For the second year in a row, educators and advocates for education from throughout the state will spend a day — May 1 — in Raleigh marching, networking and trying to meet with legislators to discuss priorities.

Last year’s march drew about 20,000 participants. This year’s, with more time to prepare and more responsive school systems, is likely to draw many more.

Facing a likely shortage of teachers in the classroom, the Winston-Salem/Forsyth County School System wisely decided to close for the day, as have at least 25 other school districts and several charter schools around the state. School board members Elisabeth Motsinger, Deanna Kaplan, Barbara Burke, Andrea Bramer and Chairwoman Malishai Woodbury all plan to be in Raleigh as well.

There’s no doubt that there will be a lot of enthusiasm among educators as they meet and march, but it won’t be a picnic. They have serious work to do — convincing recalcitrant members of the state legislature to increase their support for education — to give teachers and schools the resources they need.

This year the marchers intend to press five priorities:

  • Provide enough school librarians, psychologists, social workers, counselors, nurses and other health professionals to meet national standards for professional-to-student ratios.
  • Provide a $15-an-hour minimum wage for all school personnel, a 5 percent raise for all ESPs (non-certified staff), teachers and administrators, and a 5 percent cost-of-living adjustment for retirees.
  • Expand Medicaid.
  • Reinstate state retiree health benefits eliminated by the General Assembly in 2017.
  • Restore advanced-degree compensation stripped by the General Assembly in 2013.

Some of these are practical matters that would allow students to learn more effectively. Some are signs of respect for an essential profession that is sometimes denigrated, even by our elected officials. All are worthy of support.

Of course, there’s been pushback. Some will point to a lost day of classes as if this one day — we often sacrifice days to inclement weather — is indispensable and teachers are neglecting their duties by spending it outside of the classroom.

But our educators are offering a civics lesson to the entire state by taking a longer view — not one day, but the decades that are required to teach our children — and by exercising their constitutional right to petition their government.

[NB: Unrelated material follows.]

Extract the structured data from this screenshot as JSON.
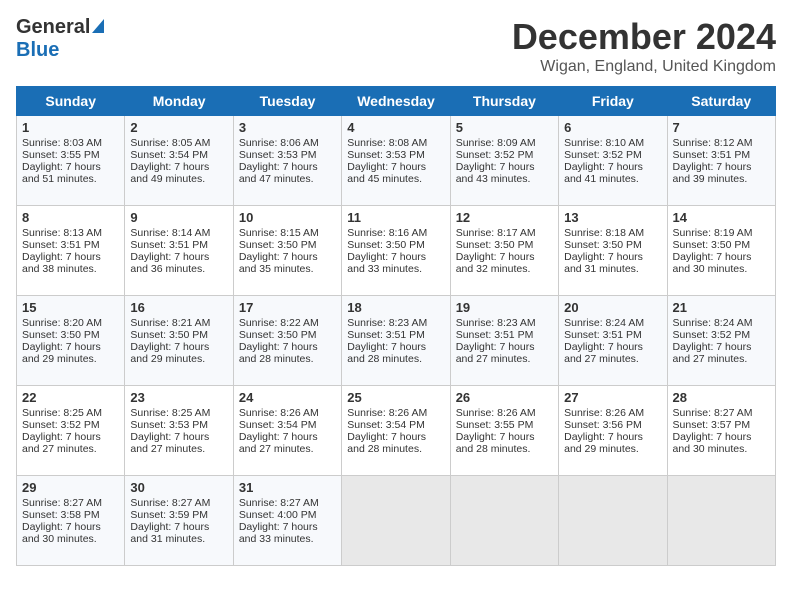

Some, like state Senate leader Phil Berger, are trying to portray the march as a political exercise by “partisan activists.” Last week in a news release he touted the contributions Republican legislators have made to education, including teacher raises and increased graduation rates.

But education shouldn’t be a partisan issue at all. “We’re talking about the future of our children,” Angela Coffman, a Durham elementary school teacher, registered Republican and Southern Baptist told NC Policy Watch last week. “I’m not sitting here thinking it’s a Democratic issue or a Republican issue. I’m thinking, why can’t they (state Republicans) understand what is happening to our kids, and how as a state we are failing our children.”

Even if they have reservations, we hope our legislators will be willing to listen. That’s their job.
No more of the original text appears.